According to Berry, he’ll keep a hand in law enforcement, though, including some instructing at the Georgia Public Safety Training Center in Forsyth.
Berry, 63, said he’d thought of becoming a firefighter years ago like his father, but decided instead to be “his own man.”
“It occurred to me too, that firefighters have a dangerous job,” Berry said. “They have to run inside burning buildings.”
Considering that Berry’s first assignment in law enforcement, as a young man fresh from the academy, was to purchase illegal drugs in an undercover operation, the comment seems tongue in cheek.
“I graduated on a Friday and on Sunday afternoon I bought about $2,000 worth of heroin,” Berry said. “I had no idea what heroin was or what it looked like.”
Berry served two stints at the ADDU, he said, the first from 1997 until 2005 when he left to serve as coordinator for the Regional Counterdrug Training Academy in Meridian Miss, and then again from 2009 until his final day in June.

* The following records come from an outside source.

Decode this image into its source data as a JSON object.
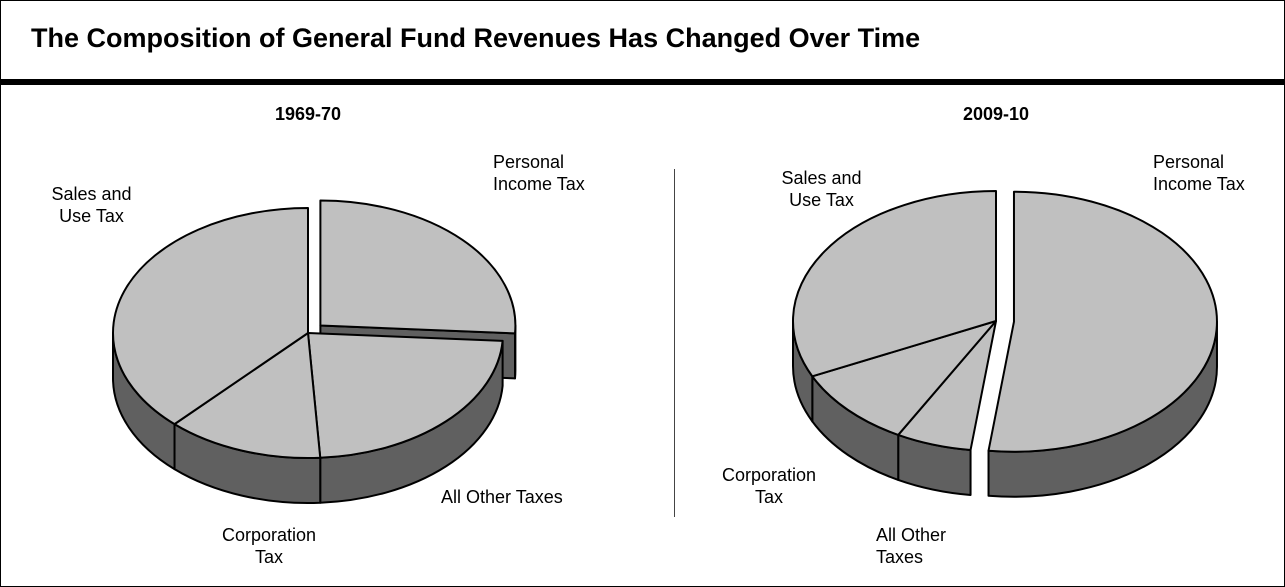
{
  "title": "The Composition of General Fund Revenues Has Changed Over Time",
  "chart_data": [
    {
      "type": "pie",
      "title": "1969-70",
      "categories": [
        "Personal Income Tax",
        "All Other Taxes",
        "Corporation Tax",
        "Sales and Use Tax"
      ],
      "values": [
        26,
        23,
        13,
        38
      ],
      "explode": [
        true,
        false,
        false,
        false
      ],
      "top_color": "#c0c0c0",
      "side_color": "#606060"
    },
    {
      "type": "pie",
      "title": "2009-10",
      "categories": [
        "Personal Income Tax",
        "All Other Taxes",
        "Corporation Tax",
        "Sales and Use Tax"
      ],
      "values": [
        52,
        6,
        10,
        32
      ],
      "explode": [
        true,
        false,
        false,
        false
      ],
      "top_color": "#c0c0c0",
      "side_color": "#606060"
    }
  ]
}
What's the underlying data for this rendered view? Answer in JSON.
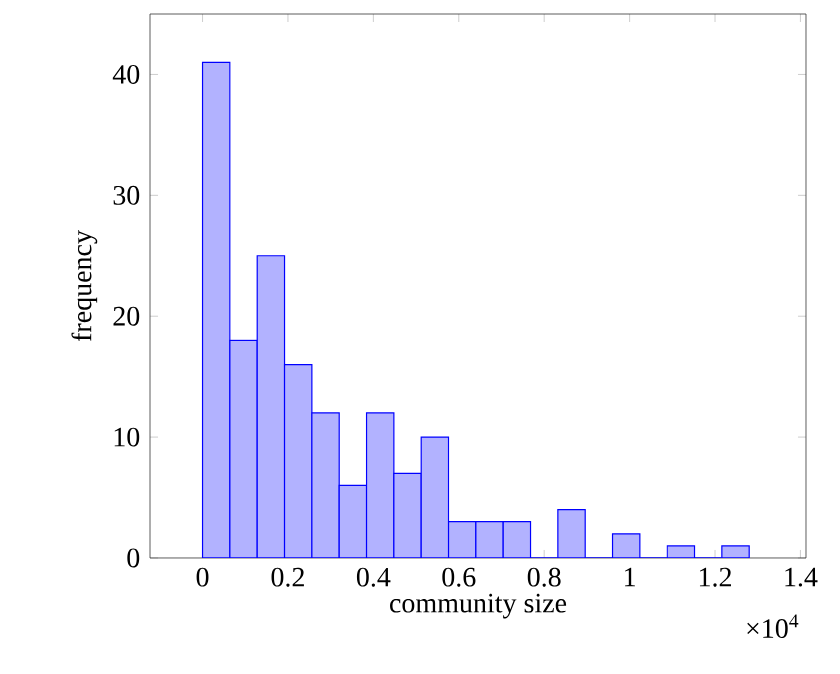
{
  "chart_data": {
    "type": "histogram",
    "xlabel": "community size",
    "ylabel": "frequency",
    "bins": [
      0,
      0.064,
      0.128,
      0.192,
      0.256,
      0.32,
      0.384,
      0.448,
      0.512,
      0.576,
      0.64,
      0.704,
      0.768,
      0.832,
      0.896,
      0.96,
      1.024,
      1.088,
      1.152,
      1.216,
      1.28
    ],
    "values": [
      41,
      18,
      25,
      16,
      12,
      6,
      12,
      7,
      10,
      3,
      3,
      3,
      0,
      4,
      0,
      2,
      0,
      1,
      0,
      1
    ],
    "color": "#b2b2ff",
    "xlim": [
      -0.123,
      1.413
    ],
    "ylim": [
      0,
      45
    ],
    "xticks": [
      0,
      0.2,
      0.4,
      0.6,
      0.8,
      1,
      1.2,
      1.4
    ],
    "yticks": [
      0,
      10,
      20,
      30,
      40
    ],
    "annotations": [
      "×10$^{4}$"
    ]
  }
}
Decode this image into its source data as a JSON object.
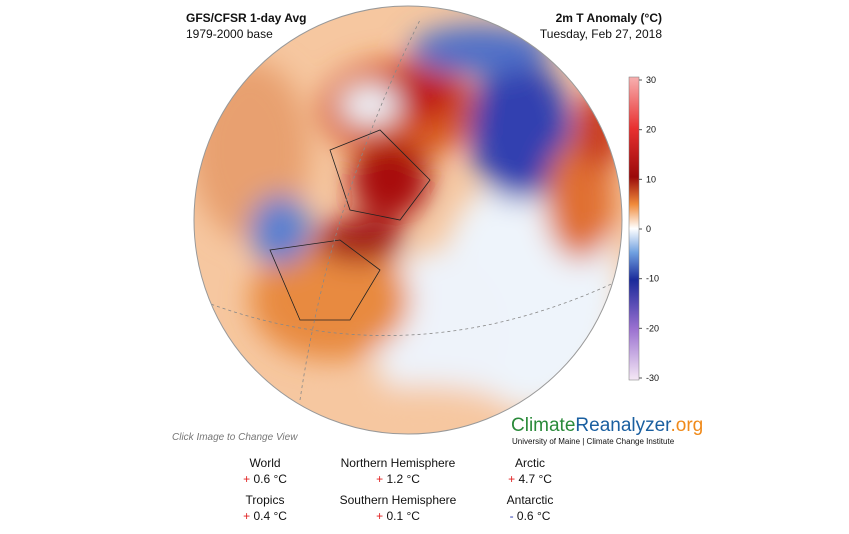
{
  "header": {
    "title": "GFS/CFSR 1-day Avg",
    "subtitle": "1979-2000 base",
    "variable": "2m T Anomaly (°C)",
    "date": "Tuesday, Feb 27, 2018"
  },
  "colorbar": {
    "lim": [
      -30,
      30
    ],
    "ticks": [
      30,
      20,
      10,
      0,
      -10,
      -20,
      -30
    ]
  },
  "hint": "Click Image to Change View",
  "logo": {
    "parts": [
      "Climate",
      "Reanalyzer",
      ".org"
    ],
    "tagline": "University of Maine | Climate Change Institute"
  },
  "stats": [
    {
      "label": "World",
      "sign": "+",
      "value": "0.6 °C"
    },
    {
      "label": "Northern Hemisphere",
      "sign": "+",
      "value": "1.2 °C"
    },
    {
      "label": "Arctic",
      "sign": "+",
      "value": "4.7 °C"
    },
    {
      "label": "Tropics",
      "sign": "+",
      "value": "0.4 °C"
    },
    {
      "label": "Southern Hemisphere",
      "sign": "+",
      "value": "0.1 °C"
    },
    {
      "label": "Antarctic",
      "sign": "-",
      "value": "0.6 °C"
    }
  ]
}
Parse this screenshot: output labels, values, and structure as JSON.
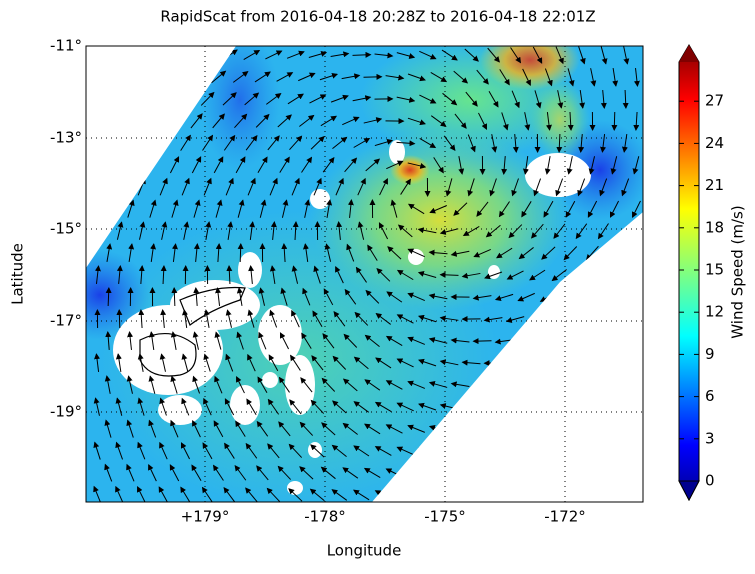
{
  "title": "RapidScat  from 2016-04-18 20:28Z to 2016-04-18 22:01Z",
  "x_label": "Longitude",
  "y_label": "Latitude",
  "x_ticks": [
    "+179°",
    "-178°",
    "-175°",
    "-172°"
  ],
  "y_ticks": [
    "-11°",
    "-13°",
    "-15°",
    "-17°",
    "-19°"
  ],
  "colorbar": {
    "label": "Wind Speed (m/s)",
    "range": [
      0,
      30
    ],
    "ticks": [
      0,
      3,
      6,
      9,
      12,
      15,
      18,
      21,
      24,
      27
    ]
  }
}
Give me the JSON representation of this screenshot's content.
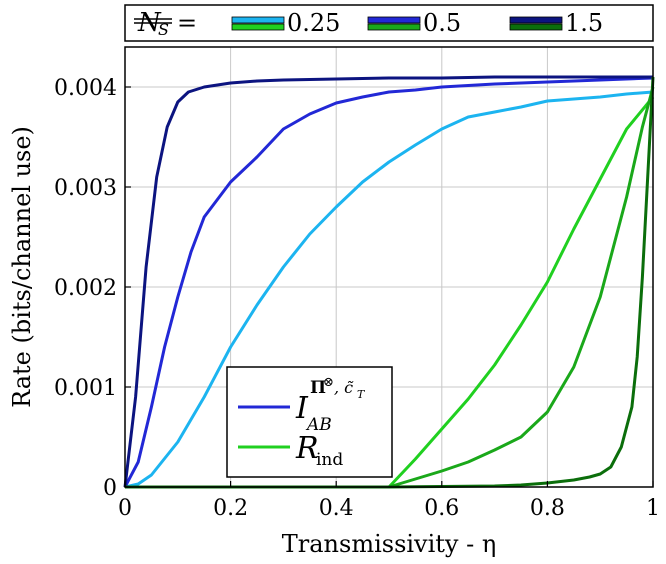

Capt. Eddie Jones with the Albany Police Department will act as interim commander until a permanent commander is selected, Berry said.
According to Berry, a final decision for the position will be made by a five-person board consisting of Dougherty County Sheriff Kevin Sproul, Dougherty County District Attorney Greg Edwards, City Attorney Nathan Davis, Dougherty County Police Chief Jackie Battle and Albany Police Chief John Proctor or his successor.